In Economic theory there is such a thing as “transaction costs”. The term, or the theory, has been attributed to Ronald Coase who used it to explain the cost of doing any financial transaction. As explained on WikiPedia:
“consider buying a banana from a store; to purchase the banana, your costs will be not only the price of the banana itself, but also the energy and effort it requires to find out which of the various banana products you prefer, where to get them and at what price, the cost of traveling from your house to the store and back, the time waiting in line, and the effort of the paying itself; the costs above and beyond the cost of the banana are the transaction costs.
When rationally evaluating a potential transaction, it is important to consider transaction costs that might prove significant.”
These past few weeks I have been depending on lousy Internet connections while traveling. Uncomfortable but also enlightening. I would recommend it to anyone who designs web interfaces. If any page you load means a delay of up to 60 seconds you become very careful of what you click.

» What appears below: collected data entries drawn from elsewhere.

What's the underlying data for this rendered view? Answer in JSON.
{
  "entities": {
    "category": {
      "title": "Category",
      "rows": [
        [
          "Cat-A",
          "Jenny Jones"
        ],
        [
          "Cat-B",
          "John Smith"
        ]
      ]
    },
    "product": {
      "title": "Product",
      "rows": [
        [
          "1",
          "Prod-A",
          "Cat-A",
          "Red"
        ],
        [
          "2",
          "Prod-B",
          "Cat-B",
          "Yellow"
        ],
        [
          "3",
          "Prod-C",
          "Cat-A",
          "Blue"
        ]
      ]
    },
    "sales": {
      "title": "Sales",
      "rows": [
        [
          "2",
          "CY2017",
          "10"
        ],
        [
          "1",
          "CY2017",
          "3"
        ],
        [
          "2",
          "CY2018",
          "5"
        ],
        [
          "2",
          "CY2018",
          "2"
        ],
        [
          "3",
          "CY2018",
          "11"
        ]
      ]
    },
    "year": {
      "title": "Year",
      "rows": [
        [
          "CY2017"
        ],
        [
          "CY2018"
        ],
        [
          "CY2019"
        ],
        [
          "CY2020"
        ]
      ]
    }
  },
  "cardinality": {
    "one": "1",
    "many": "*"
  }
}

Consider this example screenshot of the Search interface on Twitter. There is a link there that offers to translate my results into English. It looks harmless unless you consider the following variables:
– Clicking that link will cause a 60 seconds delay.

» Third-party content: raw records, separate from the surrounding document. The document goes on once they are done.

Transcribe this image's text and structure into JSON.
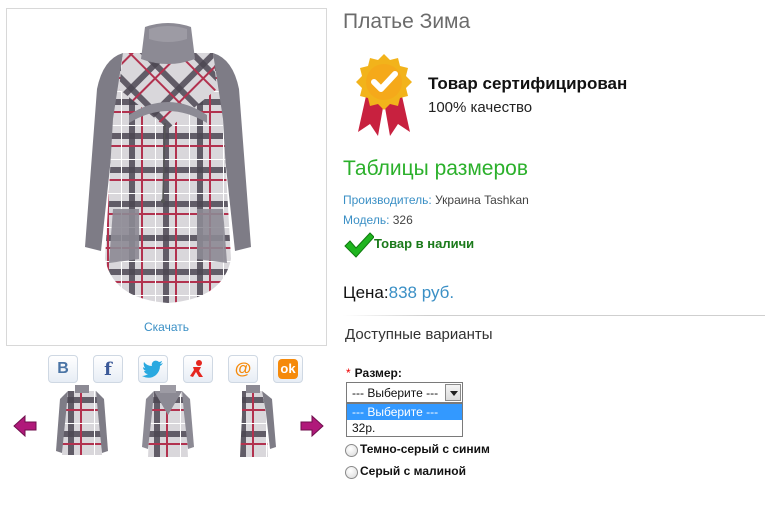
{
  "gallery": {
    "download_label": "Скачать",
    "thumbnails": [
      "dress-front",
      "dress-back",
      "dress-side"
    ]
  },
  "share": {
    "vk_glyph": "B",
    "fb_glyph": "f",
    "mail_glyph": "@",
    "ok_glyph": "ok"
  },
  "product": {
    "title": "Платье Зима",
    "certificate": {
      "title": "Товар сертифицирован",
      "subtitle": "100% качество"
    },
    "size_table_label": "Таблицы размеров",
    "manufacturer_key": "Производитель:",
    "manufacturer_value": " Украина Tashkan",
    "model_key": "Модель:",
    "model_value": " 326",
    "stock_label": "Товар в наличи",
    "price_key": "Цена:",
    "price_value": "838 руб."
  },
  "options": {
    "heading": "Доступные варианты",
    "size_label": "Размер:",
    "required_mark": "*",
    "select_value": "--- Выберите ---",
    "select_options": [
      "--- Выберите ---",
      "32р."
    ],
    "color_variants": [
      "Темно-серый с синим",
      "Серый с малиной"
    ]
  },
  "colors": {
    "accent_blue": "#3a8fc5",
    "accent_green": "#2bb02b",
    "stock_green": "#1a7a1a",
    "badge_gold": "#f2b31b",
    "ribbon_red": "#c8213f",
    "arrow_magenta": "#b0197a"
  }
}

– Clicking that link might crash my browser.
– Clicking that link might set a cookie and change my interface indefinitely.

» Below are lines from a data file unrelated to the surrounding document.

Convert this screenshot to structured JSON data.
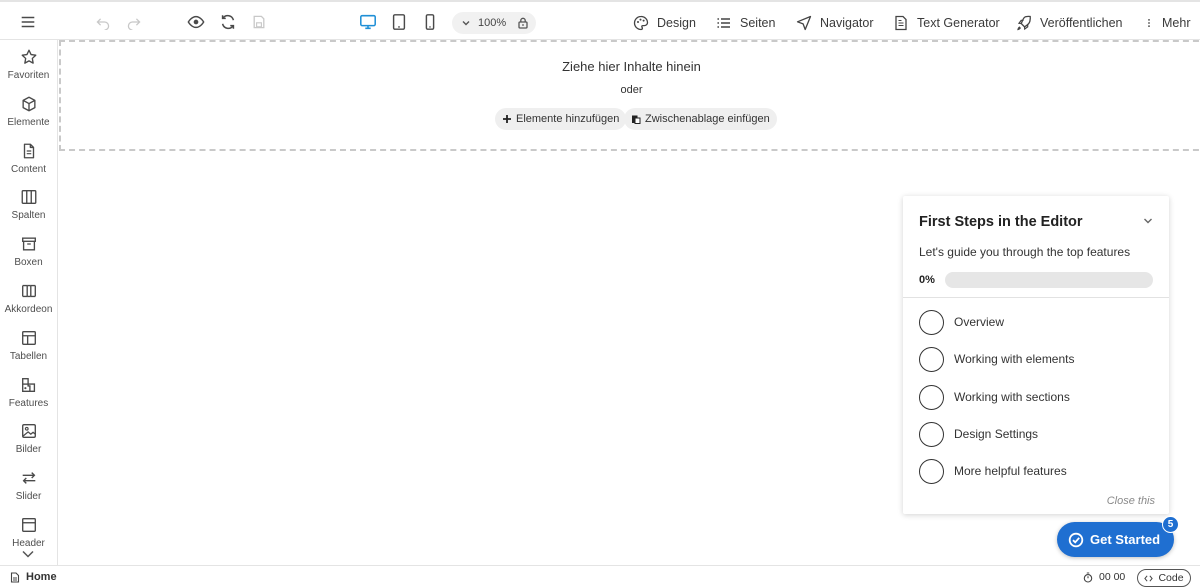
{
  "toolbar": {
    "zoom_value": "100%",
    "design_label": "Design",
    "pages_label": "Seiten",
    "navigator_label": "Navigator",
    "text_generator_label": "Text Generator",
    "publish_label": "Veröffentlichen",
    "more_label": "Mehr",
    "active_device": "desktop",
    "accent_color": "#1f8fd6"
  },
  "sidebar": {
    "items": [
      {
        "label": "Favoriten",
        "icon": "star-icon"
      },
      {
        "label": "Elemente",
        "icon": "cube-icon"
      },
      {
        "label": "Content",
        "icon": "document-icon"
      },
      {
        "label": "Spalten",
        "icon": "columns-icon"
      },
      {
        "label": "Boxen",
        "icon": "box-icon"
      },
      {
        "label": "Akkordeon",
        "icon": "accordion-icon"
      },
      {
        "label": "Tabellen",
        "icon": "table-icon"
      },
      {
        "label": "Features",
        "icon": "features-icon"
      },
      {
        "label": "Bilder",
        "icon": "image-icon"
      },
      {
        "label": "Slider",
        "icon": "slider-icon"
      },
      {
        "label": "Header",
        "icon": "header-icon"
      }
    ]
  },
  "dropzone": {
    "title": "Ziehe hier Inhalte hinein",
    "or_text": "oder",
    "add_elements_label": "Elemente hinzufügen",
    "paste_clipboard_label": "Zwischenablage einfügen"
  },
  "first_steps": {
    "title": "First Steps in the Editor",
    "subtitle": "Let's guide you through the top features",
    "progress_label": "0%",
    "progress_fraction": 0,
    "steps": [
      {
        "label": "Overview",
        "done": false
      },
      {
        "label": "Working with elements",
        "done": false
      },
      {
        "label": "Working with sections",
        "done": false
      },
      {
        "label": "Design Settings",
        "done": false
      },
      {
        "label": "More helpful features",
        "done": false
      }
    ],
    "close_label": "Close this",
    "brand_color": "#1f6fd1"
  },
  "get_started": {
    "label": "Get Started",
    "badge_count": "5"
  },
  "statusbar": {
    "page_label": "Home",
    "timer": "00 00",
    "code_label": "Code"
  }
}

– Clicking that link may start a chain of event that will lead to the destruction of life on earth .
That button is making me anxious. Hovering above it offers me no information at all. No title to explain what will happen and no URL to give me any insight as to what might happen when I click it.
Am I overreacting? Yes, a little. But I’m doing so on behalf of the thousands of visitors your site or homepage receives every day who have to decide what links to click.
David Weinberger called Hyperlinks “Little acts of generosity“. Adding a link to another site is a kind gesture. Clicking it however is not free or easy. It takes time, effort and a certain amount of risk taking from the person clicking it.
There is a transaction cost for each click we make. Don’t confuse your visitors with non-descriptive links but offer tooltips, descriptions and examples.